И постепенно очухался воспитатель подрастающего поколения, сориентировался, где сидит. Сидел он на берегу Москвы, позади и левее высилась княжеская Белая церковь, а в противоположную сторону уходили остатки парка, замыкаемые Ширвинским флигелем, а за ним – Розовая церковь и кладбище. Там, у церкви, стоял домик дяди Сидора Петровича.

Задуновская водка осела в кишках, проникла в мозг, кружила голову. Всё ясно! Нужно идти к дяде Сидору. Козлодоев попёрся напрямик, хрустя, словно кабан, через заросли, свалился в пересохший княжеский пруд, перешёл через него к старковской церкви, перелез через ограду, отодвинул знакомую доску в заборе и влез в огород дяди Сидора.

Ясный и непобедимый инстинкт влёк его к сараю дровяному. Отворив скрипучую дощатую дверь, он сунулся налево, в закуток, нащупал трёхлитровую банку керосина. И взял эту банку храбрый Козлодоев, и попёрся с ней обратно; два раза чуть не разбил по дороге, пока перелезал.

Потом он выбрал путь более безопасный – берегом реки, где не было растительности и других препятствий. Кто-то вёл его, словно в спину толкал, – и усталость испарилась: ноги аж сами собой бежали вприпрыжку.

Куда?

Ясное дело – к Ширвинской школе и за Ширвинскую школу – ибо за ней, как раз у неработающей переправы, и находилась цель. К ней и устремлялся Козлодоев. Это она, она – ненавистная Красная церковь!

Всё же надо сказать, что в школьную сторожку он забежал.

Надо было спички захватить. Нашёл коробок, сунул в карман, банку под мышку взял, у двери школьной кочегарки прихватил небольшой ломик и помчался дальше.

Луна померкла, педагог начал путаться и пребольно ударился животом о деревянную ограду. «Ах так!» – подумал он, поставив банку, и в ярости разметал ограду.
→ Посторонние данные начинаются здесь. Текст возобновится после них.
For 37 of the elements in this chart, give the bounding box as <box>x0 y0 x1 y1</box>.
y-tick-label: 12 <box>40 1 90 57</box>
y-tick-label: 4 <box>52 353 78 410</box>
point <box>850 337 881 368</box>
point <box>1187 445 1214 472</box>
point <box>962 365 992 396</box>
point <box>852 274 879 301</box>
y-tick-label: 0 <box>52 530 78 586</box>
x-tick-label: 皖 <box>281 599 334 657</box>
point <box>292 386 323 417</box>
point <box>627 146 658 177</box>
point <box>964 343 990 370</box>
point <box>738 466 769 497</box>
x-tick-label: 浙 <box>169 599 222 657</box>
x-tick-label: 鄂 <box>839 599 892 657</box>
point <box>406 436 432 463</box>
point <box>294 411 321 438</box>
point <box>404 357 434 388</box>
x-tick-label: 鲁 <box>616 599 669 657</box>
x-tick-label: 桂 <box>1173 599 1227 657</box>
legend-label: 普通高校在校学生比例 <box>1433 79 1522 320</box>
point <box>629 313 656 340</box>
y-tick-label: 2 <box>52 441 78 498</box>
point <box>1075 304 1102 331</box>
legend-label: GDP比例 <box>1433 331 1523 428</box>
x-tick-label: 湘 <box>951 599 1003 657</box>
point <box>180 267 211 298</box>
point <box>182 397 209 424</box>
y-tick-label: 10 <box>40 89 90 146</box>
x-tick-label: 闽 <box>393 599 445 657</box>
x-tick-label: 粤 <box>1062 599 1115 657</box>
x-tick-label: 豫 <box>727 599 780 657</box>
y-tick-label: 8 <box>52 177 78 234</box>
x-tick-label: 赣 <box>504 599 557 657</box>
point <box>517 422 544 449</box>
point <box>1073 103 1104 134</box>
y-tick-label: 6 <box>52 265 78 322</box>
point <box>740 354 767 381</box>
Образовалась дыра – путь свободен.

Усиленно пыхтя, Козлодоев подошёл к чёрному кубообразному зданию и начал елозить вокруг него, пытаясь отыскать вход. Наконец нашёл: руки нащупали засов. Учитель подсунул лом, поднатужился и сбил замок.

Растворились двери – и Козлодоев вошёл в храм. И странно, – как только вошёл – луна появилась, и внутренность здания немного осветилась, замерцала. И странная, весьма странная картина открылась очам шкраба.

Церковь изнутри была какая-то необычная. Он вроде бы видел, с одной стороны, мерцание позолоты, образа по стенам. Но в целом планировка представлялась необычною: вместо иконостаса какое-то углубление, будто это и не церковь, а баптистский молельный дом.

Но было не до рассуждений. Нечего время терять!

Козлодоев сорвал бумажку с банки, крепко прикрученную верёвкой, и стал аккуратно поливать полы, стараясь захватить большую площадь, чтобы сразу занялось.

Так он, пыхтя, пятился к выходу, пока не опустела банка. Он бросил её рядом, достал трясущейся рукой коробок – сразу три спички – и чиркнул.

Пламя запылало в руке. Козлодоев глубоко вдохнул и бросил огонь вниз. И тут же – взвилось, взорвалось, заревело.

И было Козлодоеву в огне видение.

Внезапно узрел он над алтарём лозунг «Теснее смычку!» и ещё что-то про коллективизацию.

А посерёдке – портрет товарища Сталина. Педагог даже удивился: как это в церкви – и портрет товарища Сталина. «Вот ведь как приспосабливаются попы! – подумал Козлодоев. – Даже портрет нашего Сталина в церковь втащили!»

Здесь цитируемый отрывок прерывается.